The revenue upside of fixing pre-sales
Automation in pre-sales does more than streamline workflows – it creates a stronger engine for revenue. Automated intake, planning, and approvals move proposals to advertisers faster and with greater accuracy. Connected systems eliminate duplicate entry, giving sales and ops teams a single source of truth from the very first step.
Yet tools alone are not enough. Inconsistent use of CRMs and planning systems often leaves downstream teams working from incomplete or inaccurate information.
Structured automation closes those gaps by ensuring proposals are built on reliable inputs and aligned across functions from the start.
Instead of delays and rework, sales teams see deals advance with fewer obstacles and greater predictability. Advertisers receive timely proposals aligned to inventory and pricing, reducing the risk of mismatched expectations. For advertisers, this translates into faster, more accurate proposals that align with their objectives and build trust from the first interaction. Internally, ad ops teams spend less energy on corrections and more time on activities that drive growth – from refining strategy to deepening client relationships.
For revenue leaders, these improvements are operational wins that translate into measurable outcomes: higher proposal acceptance rates, healthier pipelines, stronger margins, and a clearer connection between operational execution and financial performance.
And those gains don’t stop once the IO is signed. The strength of pre-sales sets the tone for everything that follows – from campaign delivery to long-term client relationships.
Pre-sales as the foundation for long-term success
The value of optimizing pre-sales sets the tone for the entire OTC process. Campaign teams inherit cleaner plans, delivery starts with fewer corrections, and client service teams avoid the frustration of resetting advertiser expectations.

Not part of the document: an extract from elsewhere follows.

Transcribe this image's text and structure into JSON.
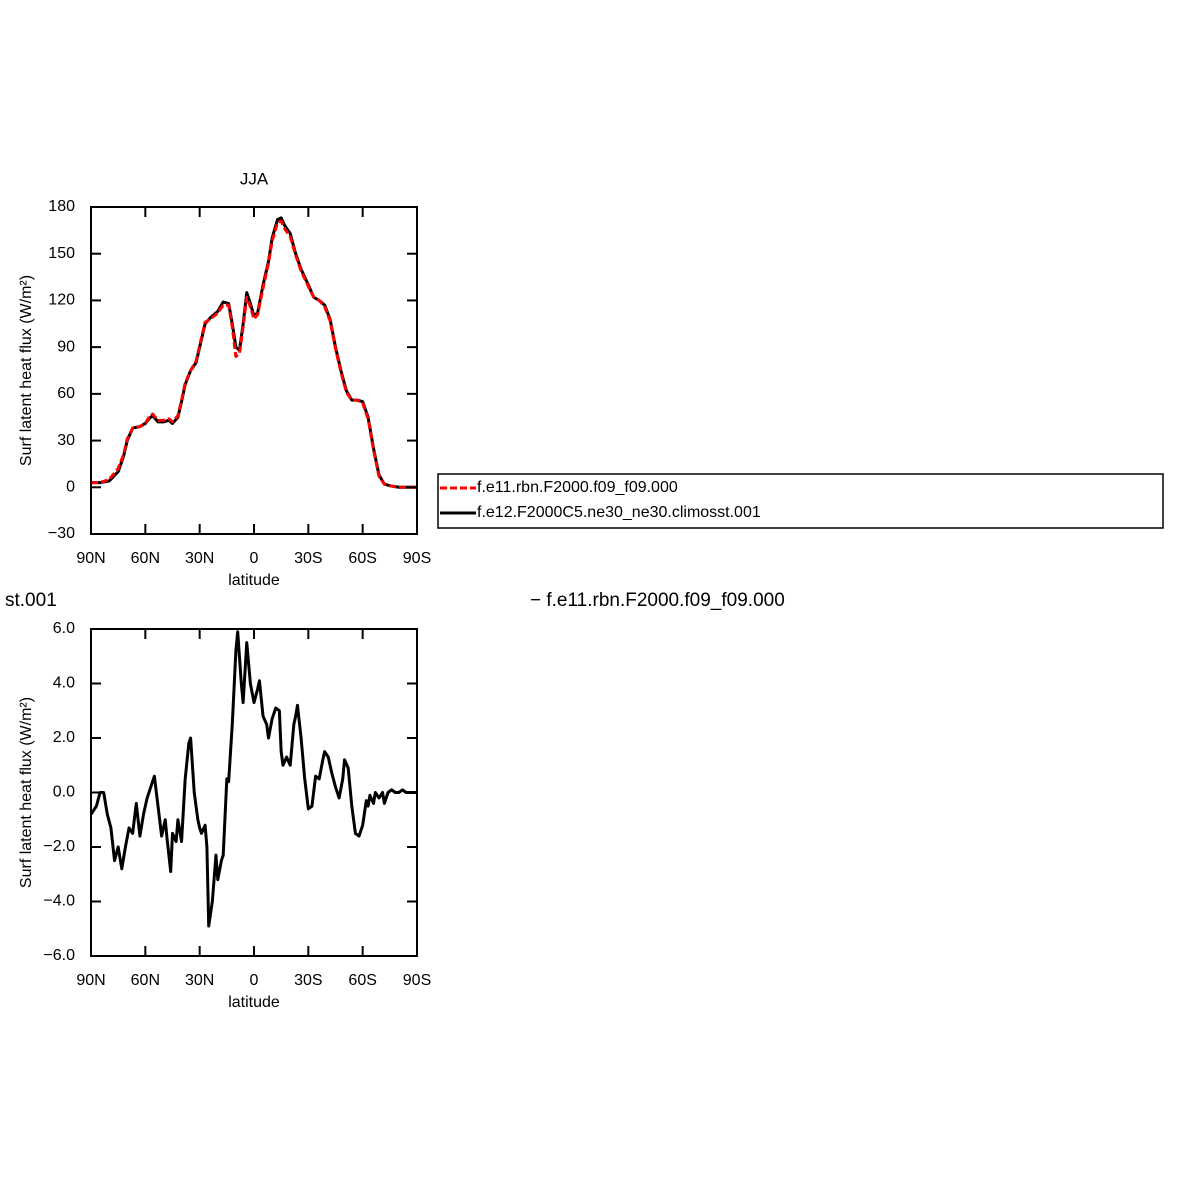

Without that consistency, delivery teams often find themselves having to resell deals internally. That means that must translate proposals into what can realistically be executed. Over time, these inefficiencies compound, which inflates delivery costs and weakens advertiser confidence. Renewal opportunities are lost when campaigns fail to meet objectives, and long-term revenue suffers.
By contrast, when proposals are execution-ready from the start, disputes are minimized, renewals are stronger, and organizations can scale without proportional increases in headcount. That’s because growth is built on reliable, repeatable processes rather than manual workarounds.
For revenue leaders in the media industry, the takeaway is simple: pre-sales is more than process. It’s the foundation for stronger margins, lasting client loyalty, and a business built to scale.